What strikes Puri is Nishar’s pragmatic nature. “He has been fairly clinical and objective in his assessment of where the opportunities are and in his ability to access those opportunities. He knows what to focus on and systematically disposes other interests. That makes him pragmatic,” says Puri.
As an active and known figure of the Indian IT industry, Nishar has been associated with NASSCOM (National Association of Software and Service Companies, the apex body of software and service companies in India) for several years in various capacities and was its Chairman for Year 2000. He continues to be on the Executive Council of NASSCOM. He is also a Charter Member of The Indus Enterpreneurs (TiE). He is also the Regional President, Western India Council for the Indo American Chamber of Commerce.
A commerce and law graduate from the Mumbai University as well as a qualified Chartered Accountant, Nishar began his career practicing accountancy. While advising businessmen on improving their business strategies, he soon realized that it was more fun and challenging to practice what he preached.

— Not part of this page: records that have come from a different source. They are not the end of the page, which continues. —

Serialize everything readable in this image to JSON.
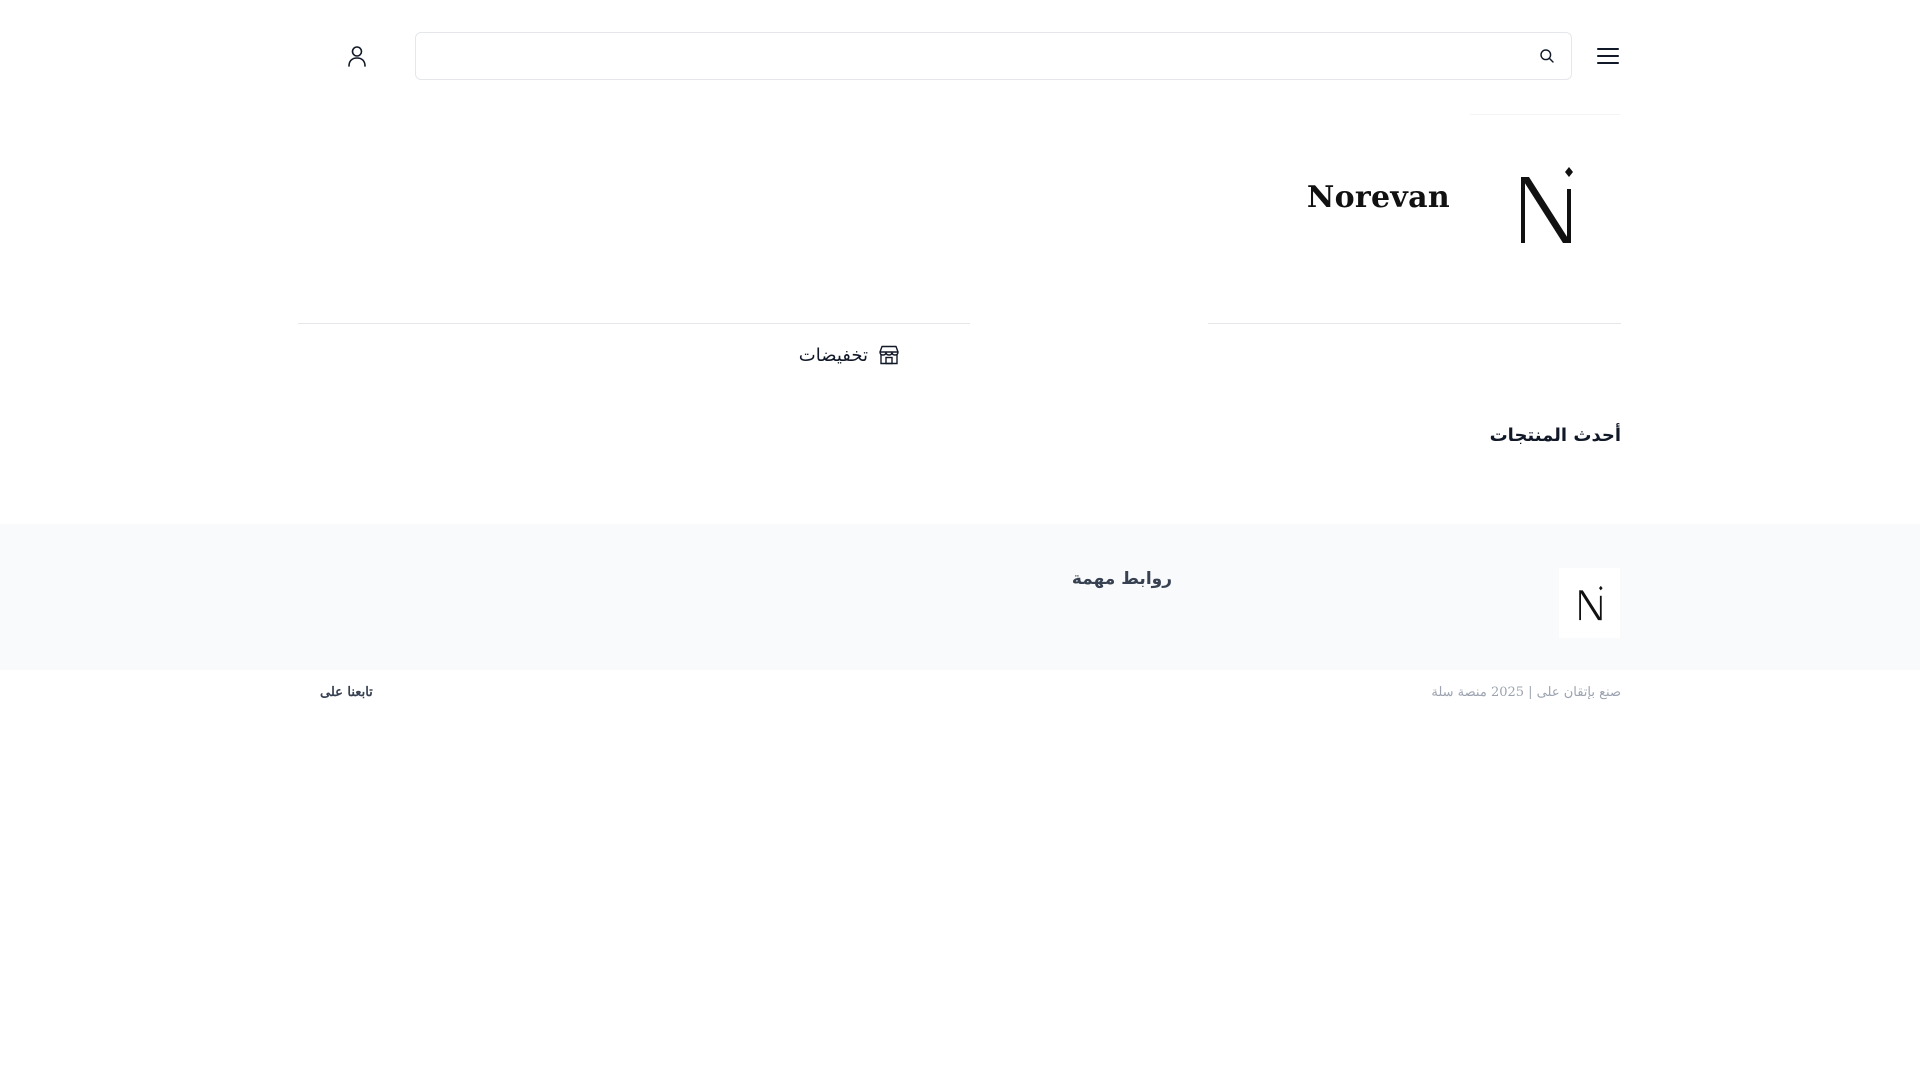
{
  "header": {
    "menu_icon": "hamburger-menu-icon",
    "search": {
      "placeholder": "",
      "value": "",
      "icon": "search-icon"
    },
    "account_icon": "user-icon"
  },
  "brand": {
    "name": "Norevan",
    "logo_icon": "norevan-n-logo"
  },
  "nav": {
    "items": [
      {
        "label": "تخفيضات",
        "icon": "store-icon"
      }
    ]
  },
  "sections": {
    "latest_products_title": "أحدث المنتجات"
  },
  "footer": {
    "links_title": "روابط مهمة",
    "copyright": "صنع بإتقان على | 2025 منصة سلة",
    "follow_us": "تابعنا على"
  },
  "colors": {
    "text_primary": "#111827",
    "text_muted": "#9ca3af",
    "footer_bg": "#f9fafb",
    "border": "#e5e7eb"
  }
}
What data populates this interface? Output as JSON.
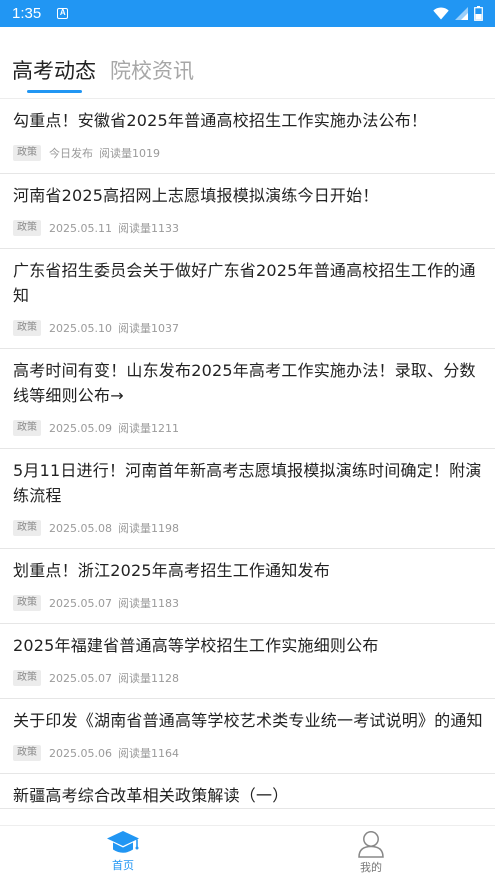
{
  "status_bar": {
    "time": "1:35",
    "notification_icon": "A"
  },
  "tabs": [
    {
      "label": "高考动态",
      "active": true
    },
    {
      "label": "院校资讯",
      "active": false
    }
  ],
  "news": [
    {
      "title": "勾重点！安徽省2025年普通高校招生工作实施办法公布！",
      "tag": "政策",
      "date": "今日发布",
      "reads": "阅读量1019"
    },
    {
      "title": "河南省2025高招网上志愿填报模拟演练今日开始！",
      "tag": "政策",
      "date": "2025.05.11",
      "reads": "阅读量1133"
    },
    {
      "title": "广东省招生委员会关于做好广东省2025年普通高校招生工作的通知",
      "tag": "政策",
      "date": "2025.05.10",
      "reads": "阅读量1037"
    },
    {
      "title": "高考时间有变！山东发布2025年高考工作实施办法！录取、分数线等细则公布→",
      "tag": "政策",
      "date": "2025.05.09",
      "reads": "阅读量1211"
    },
    {
      "title": "5月11日进行！河南首年新高考志愿填报模拟演练时间确定！附演练流程",
      "tag": "政策",
      "date": "2025.05.08",
      "reads": "阅读量1198"
    },
    {
      "title": "划重点！浙江2025年高考招生工作通知发布",
      "tag": "政策",
      "date": "2025.05.07",
      "reads": "阅读量1183"
    },
    {
      "title": "2025年福建省普通高等学校招生工作实施细则公布",
      "tag": "政策",
      "date": "2025.05.07",
      "reads": "阅读量1128"
    },
    {
      "title": "关于印发《湖南省普通高等学校艺术类专业统一考试说明》的通知",
      "tag": "政策",
      "date": "2025.05.06",
      "reads": "阅读量1164"
    },
    {
      "title": "新疆高考综合改革相关政策解读（一）",
      "tag": "",
      "date": "",
      "reads": ""
    }
  ],
  "bottom_nav": {
    "home_label": "首页",
    "home_icon": "graduation-cap-icon",
    "me_label": "我的",
    "me_icon": "user-icon",
    "active": "home"
  },
  "colors": {
    "accent": "#2196F3",
    "inactive_tab": "#a7a7a7",
    "tag_bg": "#ececec"
  }
}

Nishar founded Aptech Limited in 1985 and continued to be the Chairman till 2003, when the promoter's stake was divested. By the time he exited, Aptech had grown into a leading global IT Training company spread across 52 countries. He put in all his efforts to make Aptech highly successful and then exited to focus on what is his today’s passion—software.
Nishar has demonstrated that you don’t need to be a computer engineer to run successful Global IT companies.